La politica assente e attratta dal “benaltrismo”

Li disorientano gli attacchi perché incongruenti con il rimprovero che spesso di sentono rivolgere: “La fascia di mezza età, gli adulti tante volteci accusano di non impegnarci, di non fare nulla per la società ma Greta mostra proprio il contrario e si scatenano le critiche feroci”. “Sono convinto – dice Davide – che questi problemi interessino tutti, ma non si è disposti a rinunciare a qualcosa, ma si deve riflettere su questo punto e pensare che si tratta di un sacrificio per una buona causa”. Li colpisce la scarsa attenzione che la politica mostra nei confronti dei temi dell’ambiente. “Ora il problema climatico sembra non interessare”. “Il fatto è – precisa Letizia – che in Italia chi è sensibile a questi problemi resta una minoranza e quindi i partiti non se li prendono a cuore perché non portano e non spostano voti. Alle ultime elezioni ho votato per la prima volta e mi sono documentata per capire quali fossero i programmi su questi argomenti, però…” L’ambiente resta argomento per un libro politicamente ancora da scrivere. La convinzione dei ragazzi è che ci si attardi a discutere di tutto il “benaltrismo” purché si scalzi la questione centrale della nostra epoca. Esempio? “Si dà tanta importanza alle unioni civili quando ormai nella società sono una realtà, un dato di fatto. Segnala Giana.

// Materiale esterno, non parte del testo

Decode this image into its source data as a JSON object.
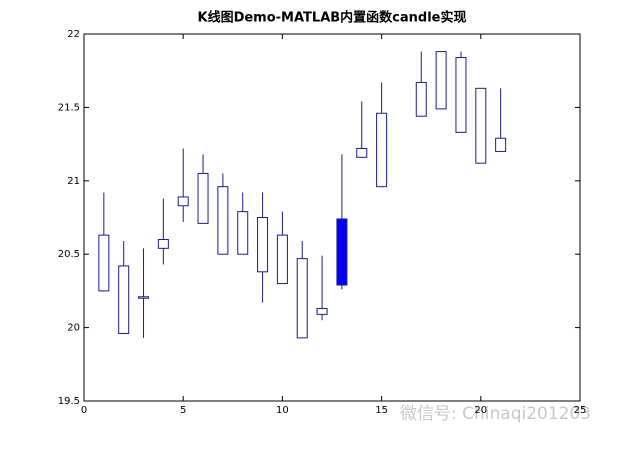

I ragazzi nati con l’euro hanno anche l’orizzonte europeo a cui affidarsi: “Contro l’inquinamento – dice Andrea – dalla Ue sono arrivati tantissimi soldi, 19 miliardi per combattere l’inquinamento ma i politici non usano tutto quel denaro. Ne è stato speso solo il 26%. Credo dunque che l’iniziativa dei giovani sia importante ma i giovani non hanno ancora il loro spazio”.

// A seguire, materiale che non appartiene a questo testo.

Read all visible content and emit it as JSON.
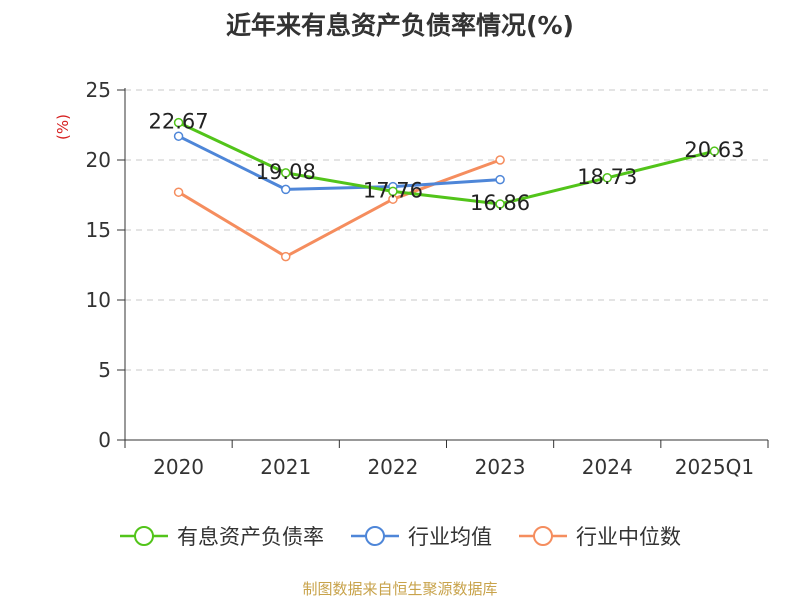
{
  "chart_data": {
    "type": "line",
    "title": "近年来有息资产负债率情况(%)",
    "ylabel": "(%)",
    "xlabel": "",
    "categories": [
      "2020",
      "2021",
      "2022",
      "2023",
      "2024",
      "2025Q1"
    ],
    "ylim": [
      0,
      25
    ],
    "yticks": [
      0,
      5,
      10,
      15,
      20,
      25
    ],
    "grid": true,
    "legend_position": "bottom",
    "series": [
      {
        "name": "有息资产负债率",
        "color": "#52c41a",
        "values": [
          22.67,
          19.08,
          17.76,
          16.86,
          18.73,
          20.63
        ],
        "show_labels": true
      },
      {
        "name": "行业均值",
        "color": "#4e86d8",
        "values": [
          21.7,
          17.9,
          18.1,
          18.6,
          null,
          null
        ],
        "show_labels": false
      },
      {
        "name": "行业中位数",
        "color": "#f58d5e",
        "values": [
          17.7,
          13.1,
          17.2,
          20.0,
          null,
          null
        ],
        "show_labels": false
      }
    ]
  },
  "source_text": "制图数据来自恒生聚源数据库"
}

Lo sfruttamento del Terzo mondo

Orizzonti larghi per questi ragazzi “Continuiamo a discutere sull’uso della bottiglietta di plastica. D’accordo è ok i comportamenti individuali sono importanti ma riflettiamo cosa stiamo facendo nei confronti dell’Africa – aggiunge Jacopo – in quel continente noi inviamo i nostri scarti, (computer, telefonini, televisori, ecc) inutilizzabili. Una volta tolte le parti utili entrano nel circuito dei rifiuti; sono gettati nei fiumi che poi arrivano nei mari e tornano quindi al punto di partenza oppure vengono bruciati e tutti conosciamo il potenziale velenoso della plastica”. Insomma da cosa nasce cosa, tutto si tiene e nulla può avere vita propria. Da qui un’amara e terribile considerazione: “Finché non ci sarà un altro sistema quello che sta avvenendo non è altro che distruzione di massa”. E a quale sistema pensano i ragazzi 2019? Quasi un mondo collettivo dove il possesso degli oggetti non sia il segno per esaltare la propria individualità. Ma ci sono i problemi globali. “In Europa – dice Greta – la coscienza è abbastanza diffusa verso la decarbonizzazione e per l’abbandono dei combustibili fossili…” “Già ma ci sono Paesi come l’India che oppongono resistenza e intravedono in questo percorso un tentativo di ridurre le potenzialità di sviluppo e progresso – replica Giana – però il problema è che non c’è più tempo da perdere”. “Al fondo c’è un fatto -aggiunge Amin – le materie prime fossili si stanno esaurendo e alla fine una strada alternativa si deve trovare perché sarebbe il crollo. Quindi se non si accelera sulle alternative energetiche si rischia di finire con il mondo rovinato e anche di restare a secco”. Se i paesi emergenti sono un problema gli Stati Uniti non sono da meno “Se tutti gli abitanti della terra – dice Jacopo – vivessero come si vive negli States, ci sarebbe bisogno di sette terre per mantenere questa vita”.